Spurlock joined TheWrap’s CEO and editor-in-chief Sharon Waxman for a conversation Monday at TheGrill, TheWrap’s fifth annual Media Leadership Conference at the Montage in Beverly Hills, where he revealed that the film opened all the doors that’s led to his current career path.
“I remember thinking, ‘We should figure out a way we can do this every week,'” he reminisced on how he felt completing the film before it hit Sundance. “How can we do this faster? How can we do this on a much more timely basis?”
Not only did he gain 25 pounds thanks to putting himself on an all-McDonalds diet for 30 days for the film, he turned it into a docu-series for FX called “30 Days,” which ran for three seasons and showed various people immersing themselves into different lives (and led to new CNN series “Inside Man”).
Spurlock is also the co-founder of content creation firm Cinelean, which is now distributing “We the Economy,” 20 short films from directors including Catherine Hardwicke, Adam McKay and Ramin Bahrani, on how money is made, distributed and subsequently shapes lives and societies.
The films were each made for $100,000 to $150,000 and last between 3 to 8 minutes. The series’ distribution model is also unusual in that it’s being offered to the public, online — for free. “With ‘We the Economy,’ the goal is not to make money,” Spurlock said. “It should be out there, for free.”

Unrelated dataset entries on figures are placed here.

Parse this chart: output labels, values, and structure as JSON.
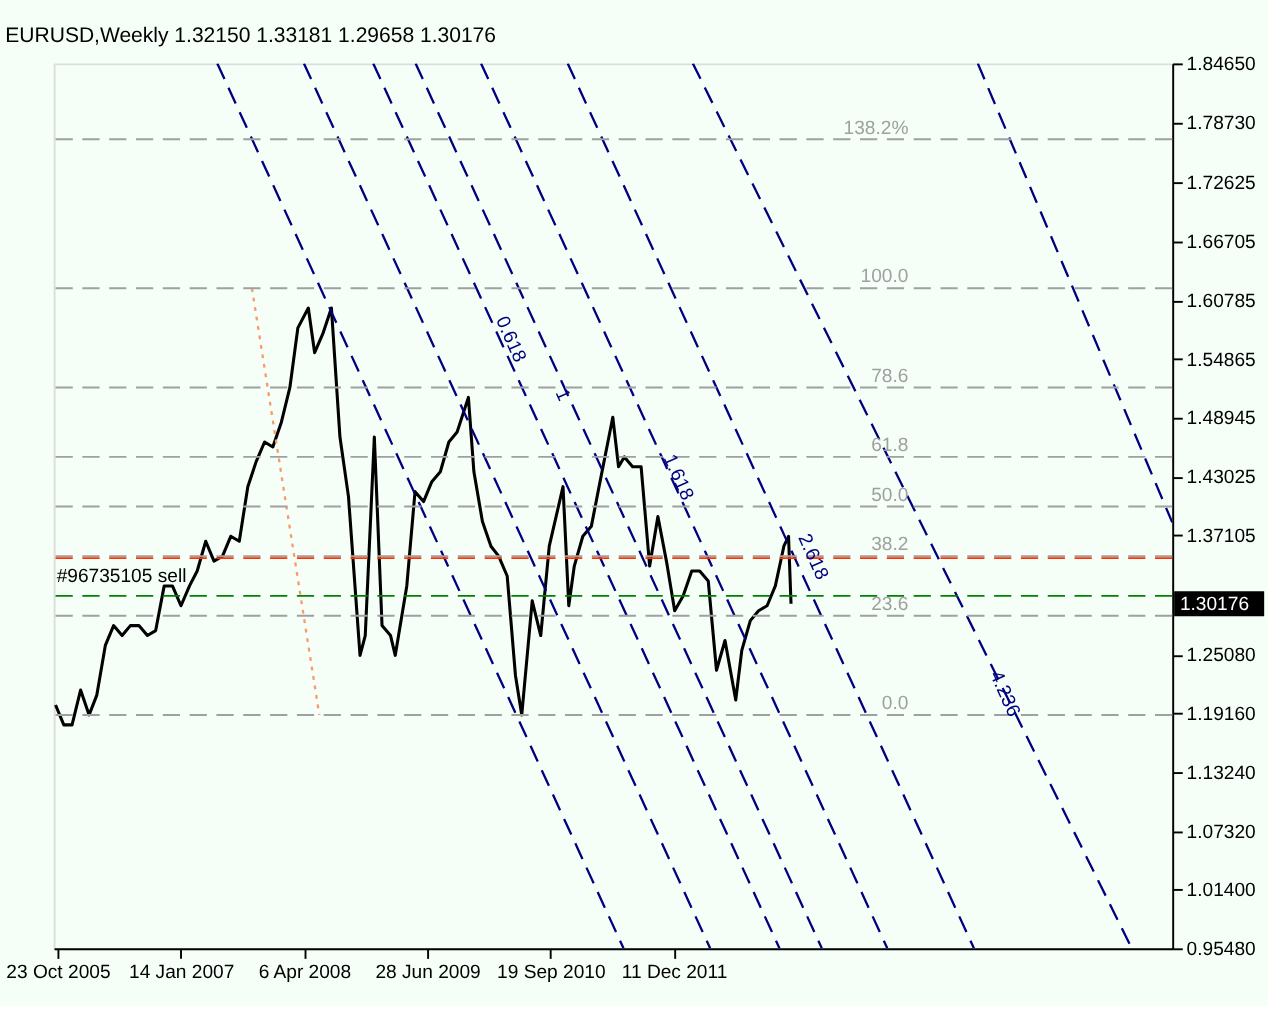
{
  "chart_data": {
    "type": "line",
    "title": "EURUSD,Weekly  1.32150  1.33181  1.29658  1.30176",
    "xlim": [
      "2005-10-09",
      "2016-11-27"
    ],
    "xticks": [
      {
        "value": "2005-10-23",
        "label": "23 Oct 2005"
      },
      {
        "value": "2007-01-14",
        "label": "14 Jan 2007"
      },
      {
        "value": "2008-04-06",
        "label": "6 Apr 2008"
      },
      {
        "value": "2009-06-28",
        "label": "28 Jun 2009"
      },
      {
        "value": "2010-09-19",
        "label": "19 Sep 2010"
      },
      {
        "value": "2011-12-11",
        "label": "11 Dec 2011"
      }
    ],
    "ylim": [
      0.9548,
      1.8465
    ],
    "yticks": [
      {
        "value": 1.8465,
        "label": "1.84650"
      },
      {
        "value": 1.7873,
        "label": "1.78730"
      },
      {
        "value": 1.72625,
        "label": "1.72625"
      },
      {
        "value": 1.66705,
        "label": "1.66705"
      },
      {
        "value": 1.60785,
        "label": "1.60785"
      },
      {
        "value": 1.54865,
        "label": "1.54865"
      },
      {
        "value": 1.48945,
        "label": "1.48945"
      },
      {
        "value": 1.43025,
        "label": "1.43025"
      },
      {
        "value": 1.37105,
        "label": "1.37105"
      },
      {
        "value": 1.2508,
        "label": "1.25080"
      },
      {
        "value": 1.1916,
        "label": "1.19160"
      },
      {
        "value": 1.1324,
        "label": "1.13240"
      },
      {
        "value": 1.0732,
        "label": "1.07320"
      },
      {
        "value": 1.014,
        "label": "1.01400"
      },
      {
        "value": 0.9548,
        "label": "0.95480"
      }
    ],
    "grid": false,
    "series": [
      {
        "color": "#000000",
        "line_style": "solid",
        "x": [
          "2005-10-16",
          "2005-11-15",
          "2005-12-15",
          "2006-01-15",
          "2006-02-15",
          "2006-03-15",
          "2006-04-15",
          "2006-05-15",
          "2006-06-15",
          "2006-07-15",
          "2006-08-15",
          "2006-09-15",
          "2006-10-15",
          "2006-11-15",
          "2006-12-15",
          "2007-01-15",
          "2007-02-15",
          "2007-03-15",
          "2007-04-15",
          "2007-05-15",
          "2007-06-15",
          "2007-07-15",
          "2007-08-15",
          "2007-09-15",
          "2007-10-15",
          "2007-11-15",
          "2007-12-15",
          "2008-01-15",
          "2008-02-15",
          "2008-03-15",
          "2008-04-22",
          "2008-05-15",
          "2008-06-15",
          "2008-07-15",
          "2008-08-15",
          "2008-09-15",
          "2008-10-27",
          "2008-11-15",
          "2008-12-18",
          "2009-01-15",
          "2009-02-15",
          "2009-03-04",
          "2009-04-15",
          "2009-05-15",
          "2009-06-15",
          "2009-07-15",
          "2009-08-15",
          "2009-09-15",
          "2009-10-15",
          "2009-11-25",
          "2009-12-15",
          "2010-01-15",
          "2010-02-15",
          "2010-03-15",
          "2010-04-15",
          "2010-05-15",
          "2010-06-07",
          "2010-07-15",
          "2010-08-15",
          "2010-09-15",
          "2010-11-04",
          "2010-11-25",
          "2010-12-15",
          "2011-01-15",
          "2011-02-15",
          "2011-03-15",
          "2011-05-04",
          "2011-05-25",
          "2011-06-15",
          "2011-07-15",
          "2011-08-15",
          "2011-09-15",
          "2011-10-15",
          "2011-11-15",
          "2011-12-15",
          "2012-01-15",
          "2012-02-15",
          "2012-03-15",
          "2012-04-15",
          "2012-05-15",
          "2012-06-15",
          "2012-07-24",
          "2012-08-15",
          "2012-09-15",
          "2012-10-15",
          "2012-11-15",
          "2012-12-15",
          "2013-01-15",
          "2013-02-01",
          "2013-02-10"
        ],
        "values": [
          1.2,
          1.18,
          1.18,
          1.215,
          1.19,
          1.21,
          1.26,
          1.28,
          1.27,
          1.28,
          1.28,
          1.27,
          1.275,
          1.32,
          1.32,
          1.3,
          1.32,
          1.335,
          1.365,
          1.345,
          1.35,
          1.37,
          1.365,
          1.42,
          1.445,
          1.465,
          1.46,
          1.485,
          1.52,
          1.58,
          1.6,
          1.555,
          1.575,
          1.6,
          1.47,
          1.41,
          1.25,
          1.27,
          1.47,
          1.28,
          1.27,
          1.25,
          1.32,
          1.415,
          1.405,
          1.425,
          1.435,
          1.465,
          1.475,
          1.51,
          1.435,
          1.385,
          1.36,
          1.35,
          1.33,
          1.23,
          1.19,
          1.305,
          1.27,
          1.36,
          1.42,
          1.3,
          1.34,
          1.37,
          1.38,
          1.42,
          1.49,
          1.44,
          1.45,
          1.44,
          1.44,
          1.34,
          1.39,
          1.345,
          1.295,
          1.31,
          1.335,
          1.335,
          1.325,
          1.235,
          1.265,
          1.205,
          1.255,
          1.285,
          1.295,
          1.3,
          1.32,
          1.36,
          1.37,
          1.302
        ]
      },
      {
        "color": "#fa9a6a",
        "line_style": "dotted",
        "x": [
          "2007-09-30",
          "2008-06-01"
        ],
        "values": [
          1.62,
          1.19
        ]
      },
      {
        "color": "#000080",
        "line_style": "dashed",
        "x": [
          "2007-05-27",
          "2011-06-12"
        ],
        "values": [
          1.8465,
          0.9548
        ]
      },
      {
        "color": "#000080",
        "line_style": "dashed",
        "x": [
          "2008-04-06",
          "2012-04-22"
        ],
        "values": [
          1.8465,
          0.9548
        ]
      },
      {
        "color": "#000080",
        "line_style": "dashed",
        "x": [
          "2008-12-14",
          "2012-12-30"
        ],
        "values": [
          1.8465,
          0.9548
        ]
      },
      {
        "color": "#000080",
        "line_style": "dashed",
        "x": [
          "2009-05-17",
          "2013-06-02"
        ],
        "values": [
          1.8465,
          0.9548
        ]
      },
      {
        "color": "#000080",
        "line_style": "dashed",
        "x": [
          "2010-01-10",
          "2014-01-26"
        ],
        "values": [
          1.8465,
          0.9548
        ]
      },
      {
        "color": "#000080",
        "line_style": "dashed",
        "x": [
          "2010-11-21",
          "2014-12-07"
        ],
        "values": [
          1.8465,
          0.9548
        ]
      },
      {
        "color": "#000080",
        "line_style": "dashed",
        "x": [
          "2012-02-19",
          "2016-07-03"
        ],
        "values": [
          1.8465,
          0.9548
        ]
      },
      {
        "color": "#000080",
        "line_style": "dashed",
        "x": [
          "2014-12-21",
          "2016-11-27"
        ],
        "values": [
          1.8465,
          1.384
        ]
      }
    ],
    "ref_lines": [
      {
        "axis": "y",
        "value": 1.77,
        "color": "#a0a0a0",
        "line_style": "dashed"
      },
      {
        "axis": "y",
        "value": 1.62,
        "color": "#a0a0a0",
        "line_style": "dashed"
      },
      {
        "axis": "y",
        "value": 1.52,
        "color": "#a0a0a0",
        "line_style": "dashed"
      },
      {
        "axis": "y",
        "value": 1.45,
        "color": "#a0a0a0",
        "line_style": "dashed"
      },
      {
        "axis": "y",
        "value": 1.4,
        "color": "#a0a0a0",
        "line_style": "dashed"
      },
      {
        "axis": "y",
        "value": 1.35,
        "color": "#a0a0a0",
        "line_style": "dashed"
      },
      {
        "axis": "y",
        "value": 1.29,
        "color": "#a0a0a0",
        "line_style": "dashed"
      },
      {
        "axis": "y",
        "value": 1.19,
        "color": "#a0a0a0",
        "line_style": "dashed"
      },
      {
        "axis": "y",
        "value": 1.348,
        "color": "#ff3300",
        "line_style": "dashed"
      },
      {
        "axis": "y",
        "value": 1.31,
        "color": "#008000",
        "line_style": "dashed"
      }
    ],
    "annotations": [
      {
        "text": "138.2%",
        "x": "2014-04-13",
        "y": 1.77
      },
      {
        "text": "100.0",
        "x": "2014-04-13",
        "y": 1.62
      },
      {
        "text": "78.6",
        "x": "2014-04-13",
        "y": 1.52
      },
      {
        "text": "61.8",
        "x": "2014-04-13",
        "y": 1.45
      },
      {
        "text": "50.0",
        "x": "2014-04-13",
        "y": 1.4
      },
      {
        "text": "38.2",
        "x": "2014-04-13",
        "y": 1.35
      },
      {
        "text": "23.6",
        "x": "2014-04-13",
        "y": 1.29
      },
      {
        "text": "0.0",
        "x": "2014-04-13",
        "y": 1.19
      },
      {
        "text": "0.618",
        "x": "2010-04-11",
        "y": 1.579
      },
      {
        "text": "1",
        "x": "2010-10-17",
        "y": 1.523
      },
      {
        "text": "1.618",
        "x": "2011-12-11",
        "y": 1.44
      },
      {
        "text": "2.618",
        "x": "2013-04-14",
        "y": 1.36
      },
      {
        "text": "4.236",
        "x": "2015-03-12",
        "y": 1.222
      },
      {
        "text": "#96735105 sell",
        "x": "2005-10-20",
        "y": 1.31
      },
      "1.30176"
    ]
  }
}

Ten economists advised on the project, guiding filmmakers on the important points to focus on and the important questions to ask. “The films, for us, should generate a huge amount of conversation,” said Spurlock.
A free app goes along with the film, which has educational materials for teachers, questions and quizzes to share with friends, and to Spurlock, whether it ever makes money, it’s already a success. “When films don’t have to perform against a return investment, when you’re not fighting against revenue, you automatically win,” he explained.
Spurlock also pulled no punches regarding traditional filmmaking and filmmakers. “You shouldn’t be surrounding yourself with Yes-Men,” he said. “You should be surrounding yourself with No-Men … people who will say, ‘That’s a terrible idea. This should be so much shorter. This is so not good.’ You want to have people around you who have your best interests in mind, who have the project’s best interests in mind, who will continue to cut the legs out from under you so they’re saving you from yourself. That’s what filmmakers need more than anything.”
And that’s how he operates as well. “I’ve got an office full of No-Men. They love talking shit to me all the time,” he said.
It’s also not surprising that Spurlock doesn’t believe money solves all problems. “A lot of times money will create more problems. If you start looking for that to be the answer, that’s not the answer.
“You can’t wait around for someone to knock on your door,” he continued. “You have to hustle. Every time you have success, you don’t say, ‘Great, time to take a break.’ It’s time to do more work, time to capitalize on that success. Because at some point, it’ll go away. At some point it’ll stop and I don’t what it to stop yet.”
For the record: A previous version of this story misidentified “30 Days'” network. TheWrap regrets the error.